How does Buddhism understand human dignity? 
From where does it spring? 
What supports and sustains it?

The starting point for Buddhism is the value and sanctity of life. For example, in one letter to a follower, Nichiren states that the value of a single day of life exceeds all other treasures. Buddhism further views each individual life as a manifestation of a universal life force.

From the Buddhist perspective, given the mind-boggling number of life-forms that fill the universe, human life is rare privilege with special responsibilities. As Nichiren, referring to a passage from the Nirvana Sutra, describes this: "It is rare to be born a human being. The number of those endowed with human life is as small as the amount of earth one can place on a fingernail."

What makes human life unique is the scale of our choice, the degree to which we are free to choose to act for good or evil, to help or to harm.
A recent book on the challenges of aging introduces the story of a young woman, married and with young children, who found herself suddenly in the position of having to care for her mother-in-law, bedridden following a stroke. At first the young woman could not understand why this had happened to her, why her already demanding life should be further burdened in this way. Through her Buddhist practice she was able to realize that she could, depending on how she chose to approach this situation, make of it an opportunity to create value. She was able to transform her initial feelings of resentment toward the older woman into a sense of appreciation.

Ultimately, the Buddhist understanding of human dignity is rooted in the idea that we are able to choose the path of self-perfection. We can, in other words, consistently make those difficult choices for creativity, growth and development. Buddhahood, or enlightenment, is how this state of self-perfection--a condition of fully developed courage, wisdom and compassion--is described. The idea that all people--all life, in fact--have this potential is expressed by the concept, stressed particularly in the Mahayana tradition, that all living beings possess Buddha nature.
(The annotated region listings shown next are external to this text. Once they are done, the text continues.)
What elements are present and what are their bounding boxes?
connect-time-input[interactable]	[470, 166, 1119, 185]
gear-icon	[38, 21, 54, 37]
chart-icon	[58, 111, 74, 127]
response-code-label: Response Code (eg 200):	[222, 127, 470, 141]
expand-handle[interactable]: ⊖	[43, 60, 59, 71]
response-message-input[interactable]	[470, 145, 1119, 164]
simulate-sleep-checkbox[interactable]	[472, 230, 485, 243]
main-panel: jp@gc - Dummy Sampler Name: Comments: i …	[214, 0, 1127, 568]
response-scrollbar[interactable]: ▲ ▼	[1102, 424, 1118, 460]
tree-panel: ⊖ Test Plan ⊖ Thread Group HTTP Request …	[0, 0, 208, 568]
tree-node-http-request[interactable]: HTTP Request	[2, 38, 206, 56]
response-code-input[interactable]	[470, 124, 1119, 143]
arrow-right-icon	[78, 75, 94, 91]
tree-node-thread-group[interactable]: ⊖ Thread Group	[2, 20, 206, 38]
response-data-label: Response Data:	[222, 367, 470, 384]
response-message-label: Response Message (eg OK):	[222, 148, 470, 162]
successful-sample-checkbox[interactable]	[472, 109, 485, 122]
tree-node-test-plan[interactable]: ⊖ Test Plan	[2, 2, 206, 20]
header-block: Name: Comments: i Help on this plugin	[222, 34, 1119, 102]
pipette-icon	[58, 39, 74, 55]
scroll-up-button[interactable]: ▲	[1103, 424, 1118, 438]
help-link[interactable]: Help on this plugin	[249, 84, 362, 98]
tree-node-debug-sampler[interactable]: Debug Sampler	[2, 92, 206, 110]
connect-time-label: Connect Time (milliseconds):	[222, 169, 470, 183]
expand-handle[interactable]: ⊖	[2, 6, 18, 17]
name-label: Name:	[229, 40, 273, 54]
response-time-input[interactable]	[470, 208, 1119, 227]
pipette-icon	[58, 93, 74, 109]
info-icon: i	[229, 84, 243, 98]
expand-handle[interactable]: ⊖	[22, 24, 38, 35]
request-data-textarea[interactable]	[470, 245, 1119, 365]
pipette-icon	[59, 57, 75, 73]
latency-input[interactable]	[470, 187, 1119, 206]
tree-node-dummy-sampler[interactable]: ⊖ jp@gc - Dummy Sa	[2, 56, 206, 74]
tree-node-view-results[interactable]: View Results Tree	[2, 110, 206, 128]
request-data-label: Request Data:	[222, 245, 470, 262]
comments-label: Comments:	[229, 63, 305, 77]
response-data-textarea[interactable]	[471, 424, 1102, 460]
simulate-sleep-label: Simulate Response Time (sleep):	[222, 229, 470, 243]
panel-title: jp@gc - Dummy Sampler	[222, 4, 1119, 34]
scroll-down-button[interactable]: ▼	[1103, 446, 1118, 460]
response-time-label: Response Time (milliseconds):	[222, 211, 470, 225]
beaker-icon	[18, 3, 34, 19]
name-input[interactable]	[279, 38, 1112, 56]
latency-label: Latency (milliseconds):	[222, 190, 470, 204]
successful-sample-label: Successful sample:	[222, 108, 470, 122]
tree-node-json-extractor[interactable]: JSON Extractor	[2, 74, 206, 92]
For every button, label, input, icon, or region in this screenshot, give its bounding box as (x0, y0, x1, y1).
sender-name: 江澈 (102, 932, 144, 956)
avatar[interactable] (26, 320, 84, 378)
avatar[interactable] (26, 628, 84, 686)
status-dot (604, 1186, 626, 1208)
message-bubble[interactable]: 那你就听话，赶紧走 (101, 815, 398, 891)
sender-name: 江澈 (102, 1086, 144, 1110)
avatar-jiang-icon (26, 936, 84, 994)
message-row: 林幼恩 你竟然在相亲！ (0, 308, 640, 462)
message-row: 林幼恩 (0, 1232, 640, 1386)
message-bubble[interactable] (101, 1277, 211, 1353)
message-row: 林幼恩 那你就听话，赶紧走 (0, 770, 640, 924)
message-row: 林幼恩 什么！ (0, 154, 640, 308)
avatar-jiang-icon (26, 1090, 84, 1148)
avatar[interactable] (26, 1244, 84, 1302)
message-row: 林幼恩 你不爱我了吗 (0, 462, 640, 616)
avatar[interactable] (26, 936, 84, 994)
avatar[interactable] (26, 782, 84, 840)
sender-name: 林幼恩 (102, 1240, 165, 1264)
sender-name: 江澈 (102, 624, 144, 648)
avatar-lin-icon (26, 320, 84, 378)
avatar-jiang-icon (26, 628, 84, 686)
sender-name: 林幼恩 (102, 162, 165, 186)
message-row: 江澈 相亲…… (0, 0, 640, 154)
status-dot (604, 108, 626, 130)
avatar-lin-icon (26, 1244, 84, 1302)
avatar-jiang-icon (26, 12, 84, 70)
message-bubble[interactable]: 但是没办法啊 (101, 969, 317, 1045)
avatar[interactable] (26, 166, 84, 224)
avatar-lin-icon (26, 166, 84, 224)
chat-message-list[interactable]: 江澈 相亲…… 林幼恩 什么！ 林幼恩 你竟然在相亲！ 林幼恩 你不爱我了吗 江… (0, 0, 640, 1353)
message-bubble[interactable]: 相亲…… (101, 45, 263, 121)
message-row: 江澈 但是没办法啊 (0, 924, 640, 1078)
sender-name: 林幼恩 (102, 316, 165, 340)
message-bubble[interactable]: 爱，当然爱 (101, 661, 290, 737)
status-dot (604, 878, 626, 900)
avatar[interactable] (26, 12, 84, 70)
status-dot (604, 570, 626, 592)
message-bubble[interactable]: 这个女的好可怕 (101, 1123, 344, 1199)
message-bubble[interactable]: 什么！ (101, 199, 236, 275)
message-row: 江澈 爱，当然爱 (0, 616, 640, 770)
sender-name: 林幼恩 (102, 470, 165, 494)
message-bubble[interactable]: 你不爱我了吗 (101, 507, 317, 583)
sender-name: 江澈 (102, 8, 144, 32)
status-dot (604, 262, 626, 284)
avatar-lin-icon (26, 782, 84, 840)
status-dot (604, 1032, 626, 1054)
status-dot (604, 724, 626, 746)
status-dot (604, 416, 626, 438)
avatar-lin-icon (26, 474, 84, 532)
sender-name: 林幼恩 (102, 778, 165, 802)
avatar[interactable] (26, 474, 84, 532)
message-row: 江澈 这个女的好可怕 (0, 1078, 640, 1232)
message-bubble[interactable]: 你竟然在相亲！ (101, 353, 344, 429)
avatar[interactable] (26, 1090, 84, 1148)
In concrete, practical terms, this comes down to the idea that everyone has a mission--a unique role that only she or he can play, a unique perspective to offer, a unique contribution to make. As SGI President Daisaku Ikeda recently wrote in a book for high school students, "Everyone has a mission. The universe does nothing without purpose. The fact that we exist means that we have purpose."

The older woman in the story likewise sought to find a way to use her severely limited capacities to contribute to the well-being of the household. Since she still had use of her hands, she took up knitting--partly as a form of therapy, partly to make useful things for the family. She also enjoyed keeping watch over the home when the others were away.
From the Buddhist perspective, we always have the option of choosing to create value from even the most difficult situation. Through such choices we can fulfill our unique purpose and mission in life, and in this way give fullest expression to the inherent treasure of our human dignity. There is perhaps no more solid foundation for human rights than a general awakening to the human dignity that resides in every one of us.